Sitting out on the front steps a minute ago as the puppy chases squirrels around the front yard, my mind was travelling over the face of oceans long ago travelled. I was reminded of Clash singer, Joe Strummer's quote, 

"Punk rock isn't something you grow out of, Punk rock is an attitude, and the essence of that attitude is 'give us some truth'." - Joe Strummer.  



Yeah, give us some truth. Don't give us facade, don't give us wallpaper. Don't give us a perfect Tik Tok, Instagram, flat packed and sanitized for your protection view of the world. We want it; warts and all. To carry it back a little further than Joe, Keats had stated, " 'Beauty is Truth, Truth Beauty.' – that is all / Ye know on earth, and all ye need to know." Somehow the illusionists in Hollywood, the makeup artists of New York and the fashion designers of Paris and Milan have given us beauty that is not always truthful and a lie that is not always ugly. It obviously sells. People are buying. And still there are those of us  who raise a glass to the hard working people, the sweaty, the bruised, the broken in body and spirit who still say, I may not have much, but I have my good name, I may not have much, but you can have from my surplus if you are truly in need. Real people. There are still some out there. I am greatly blessed to know several, maybe I can introduce them later. 

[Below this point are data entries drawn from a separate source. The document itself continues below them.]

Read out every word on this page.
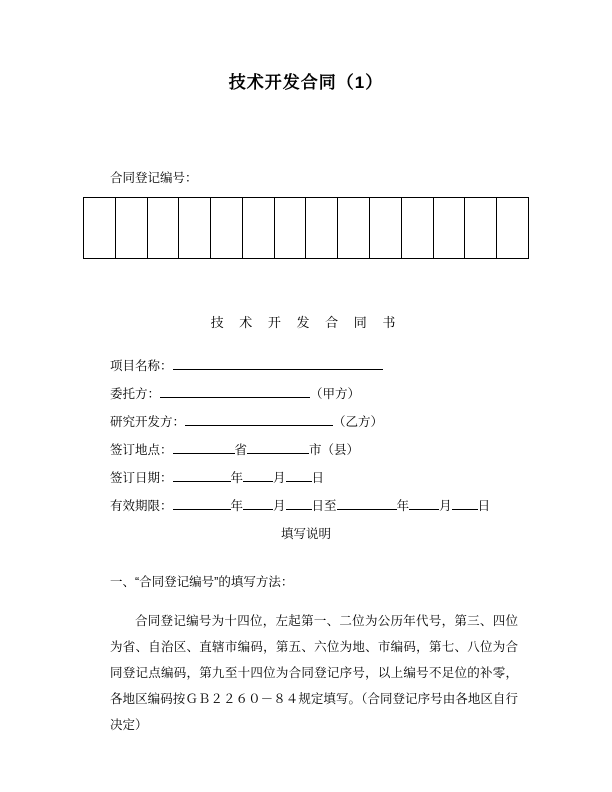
技术开发合同（1）
合同登记编号：
技 术 开 发 合 同 书
项目名称：
委托方：	（甲方）
研究开发方：	（乙方）
签订地点：	省	市（县）
签订日期：	年 月 日
有效期限：	年 月 日至	年 月 日
填写说明
一、“合同登记编号”的填写方法：
合同登记编号为十四位，左起第一、二位为公历年代号，第三、四位为省、自治区、直辖市编码，第五、六位为地、市编码，第七、八位为合同登记点编码，第九至十四位为合同登记序号，以上编号不足位的补零，各地区编码按ＧＢ２２６０－８４规定填写。（合同登记序号由各地区自行决定）
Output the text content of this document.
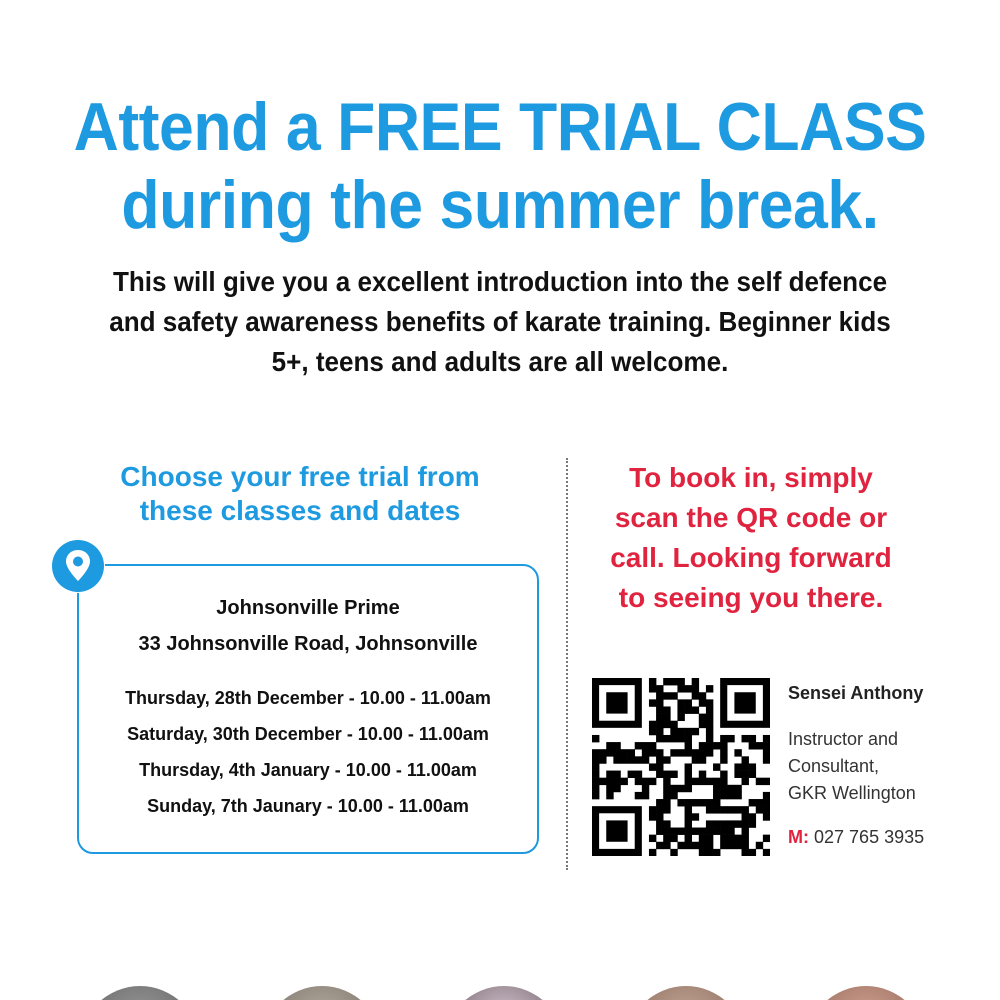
Attend a FREE TRIAL CLASS
during the summer break.
This will give you a excellent introduction into the self defence
and safety awareness benefits of karate training. Beginner kids
5+, teens and adults are all welcome.
Choose your free trial from
these classes and dates
Johnsonville Prime
33 Johnsonville Road, Johnsonville
Thursday, 28th December - 10.00 - 11.00am
Saturday, 30th December - 10.00 - 11.00am
Thursday, 4th January - 10.00 - 11.00am
Sunday, 7th Jaunary - 10.00 - 11.00am
To book in, simply
scan the QR code or
call. Looking forward
to seeing you there.
Sensei Anthony
Instructor and
Consultant,
GKR Wellington
M: 027 765 3935
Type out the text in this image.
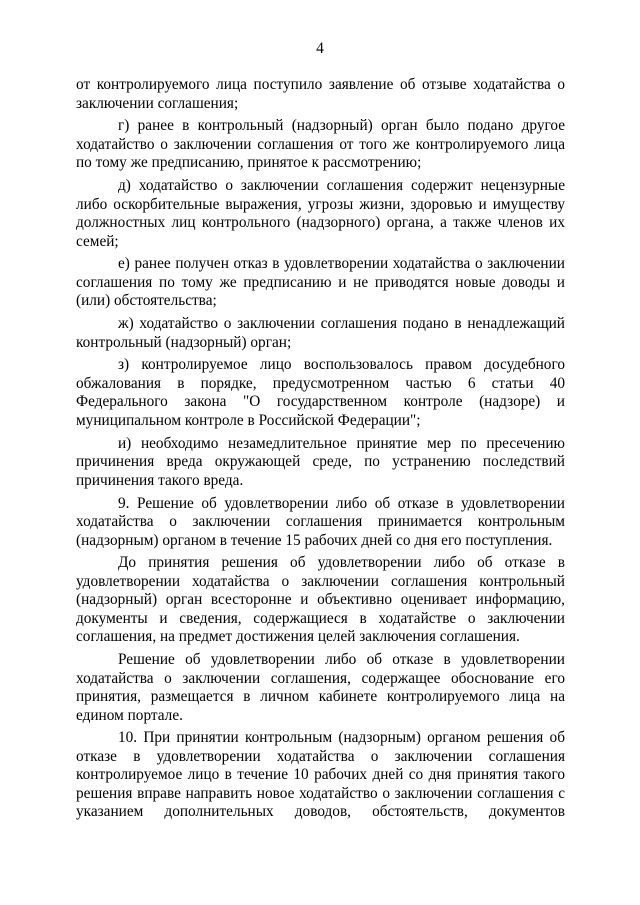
4

от контролируемого лица поступило заявление об отзыве ходатайства о заключении соглашения;

г) ранее в контрольный (надзорный) орган было подано другое ходатайство о заключении соглашения от того же контролируемого лица по тому же предписанию, принятое к рассмотрению;

д) ходатайство о заключении соглашения содержит нецензурные либо оскорбительные выражения, угрозы жизни, здоровью и имуществу должностных лиц контрольного (надзорного) органа, а также членов их семей;

е) ранее получен отказ в удовлетворении ходатайства о заключении соглашения по тому же предписанию и не приводятся новые доводы и (или) обстоятельства;

ж) ходатайство о заключении соглашения подано в ненадлежащий контрольный (надзорный) орган;

з) контролируемое лицо воспользовалось правом досудебного обжалования в порядке, предусмотренном частью 6 статьи 40 Федерального закона "О государственном контроле (надзоре) и муниципальном контроле в Российской Федерации";

и) необходимо незамедлительное принятие мер по пресечению причинения вреда окружающей среде, по устранению последствий причинения такого вреда.

9. Решение об удовлетворении либо об отказе в удовлетворении ходатайства о заключении соглашения принимается контрольным (надзорным) органом в течение 15 рабочих дней со дня его поступления.

До принятия решения об удовлетворении либо об отказе в удовлетворении ходатайства о заключении соглашения контрольный (надзорный) орган всесторонне и объективно оценивает информацию, документы и сведения, содержащиеся в ходатайстве о заключении соглашения, на предмет достижения целей заключения соглашения.

Решение об удовлетворении либо об отказе в удовлетворении ходатайства о заключении соглашения, содержащее обоснование его принятия, размещается в личном кабинете контролируемого лица на едином портале.

10. При принятии контрольным (надзорным) органом решения об отказе в удовлетворении ходатайства о заключении соглашения контролируемое лицо в течение 10 рабочих дней со дня принятия такого решения вправе направить новое ходатайство о заключении соглашения с указанием дополнительных доводов, обстоятельств, документов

Before things get out of hand and I am misunderstood, I'll clarify and express my favor of the belief that "one who is unwilling to work shall not eat." There is a distinction made here between one who is unwilling and one who is unable. Real people put their hand to the plow, hoe their own row, stay in their lane and generally mind their own business until there is a need to help others and help others they do, not out of a sense of guilt or misguided responsibility but out of their own surplus and a love for humanity. Generosity should be like Schiller's kiss for all the world in his Ode to Joy. Are you picking up what I am laying down? No? Maybe? Hard to read the room when I just sit here typing. 

A last quote, because I love quotes if you haven't figured it out yet, 

..for the growing good of the world is partly dependent on unhistoric acts; and that things are not so ill with you and me as they might have been, is half owing to the number who lived faithfully a hidden life, and rest in unvisited tombs.”

― George Eliot, Middlemarch




Eliot knew some real people. I hope you do too.